I can take a magazine along on a plane or just carry it out into the garden. I can build up a pile of them to read during the shivery winter days when I’m longing to be outdoors digging in the dirt.

And I often go back through them, “discovering” a plant that I recall wanting to try at the time but couldn’t find or got busy and forgot about.

The other day a nice compromise between online and print unexpectedly came my way. It looks as good as a magazine, but it shows up in your e-mail inbox – and it’s free.Fine Gardening calls it a monthly eLetter. (You can sign up here .)

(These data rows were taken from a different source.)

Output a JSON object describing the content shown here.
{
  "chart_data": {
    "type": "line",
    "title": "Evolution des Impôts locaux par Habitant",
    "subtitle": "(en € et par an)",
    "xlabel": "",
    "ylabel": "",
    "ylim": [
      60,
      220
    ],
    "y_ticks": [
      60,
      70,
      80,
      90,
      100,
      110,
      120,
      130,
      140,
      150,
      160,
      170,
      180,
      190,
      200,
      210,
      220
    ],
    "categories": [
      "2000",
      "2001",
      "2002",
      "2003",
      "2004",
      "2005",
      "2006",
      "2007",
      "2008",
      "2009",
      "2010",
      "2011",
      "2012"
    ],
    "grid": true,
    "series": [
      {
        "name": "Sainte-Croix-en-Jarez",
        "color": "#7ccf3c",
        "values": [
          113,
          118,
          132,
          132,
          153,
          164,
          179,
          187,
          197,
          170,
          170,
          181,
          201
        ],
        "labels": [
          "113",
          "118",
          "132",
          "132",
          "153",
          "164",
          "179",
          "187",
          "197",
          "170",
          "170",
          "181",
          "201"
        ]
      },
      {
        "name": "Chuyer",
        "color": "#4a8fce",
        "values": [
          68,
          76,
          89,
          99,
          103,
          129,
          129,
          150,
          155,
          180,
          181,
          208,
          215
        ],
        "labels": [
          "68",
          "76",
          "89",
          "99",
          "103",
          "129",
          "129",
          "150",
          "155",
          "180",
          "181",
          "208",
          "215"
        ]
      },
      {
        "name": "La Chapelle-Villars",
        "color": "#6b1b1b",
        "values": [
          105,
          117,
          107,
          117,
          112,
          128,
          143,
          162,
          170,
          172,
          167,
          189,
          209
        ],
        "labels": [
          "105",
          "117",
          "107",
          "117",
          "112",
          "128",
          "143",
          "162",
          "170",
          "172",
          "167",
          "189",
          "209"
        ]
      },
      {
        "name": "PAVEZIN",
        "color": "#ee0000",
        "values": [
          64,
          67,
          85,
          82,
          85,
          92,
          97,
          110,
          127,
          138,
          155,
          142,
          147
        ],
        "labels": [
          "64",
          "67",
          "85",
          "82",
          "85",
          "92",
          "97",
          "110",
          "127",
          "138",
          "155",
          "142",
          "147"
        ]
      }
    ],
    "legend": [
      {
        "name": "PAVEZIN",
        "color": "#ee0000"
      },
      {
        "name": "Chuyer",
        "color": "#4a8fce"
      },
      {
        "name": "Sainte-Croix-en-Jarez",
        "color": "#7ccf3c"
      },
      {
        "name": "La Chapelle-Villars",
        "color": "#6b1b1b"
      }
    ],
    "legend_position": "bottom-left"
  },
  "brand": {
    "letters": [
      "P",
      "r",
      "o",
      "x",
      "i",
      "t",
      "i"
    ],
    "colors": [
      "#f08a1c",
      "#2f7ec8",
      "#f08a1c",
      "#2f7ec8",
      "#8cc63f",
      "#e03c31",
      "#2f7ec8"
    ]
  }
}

The May 15 edition offers articles on clematis, morning glories and their beautiful kin, basil basics, window box how-tos, and remaking a flower bed.There’s an introductory paragraph and a color photo with each topic, then you click to go to a website to read the entire thing.

I printed out the one-page e-mail, which is sort of like a magazine cover, to keep as a reminder of the topics it covered.And I smiled as I did.

Yes, it’s the beginning of yet another file of gardening info – but at only one page at a time, it’s going to take years before it actually becomes a pile!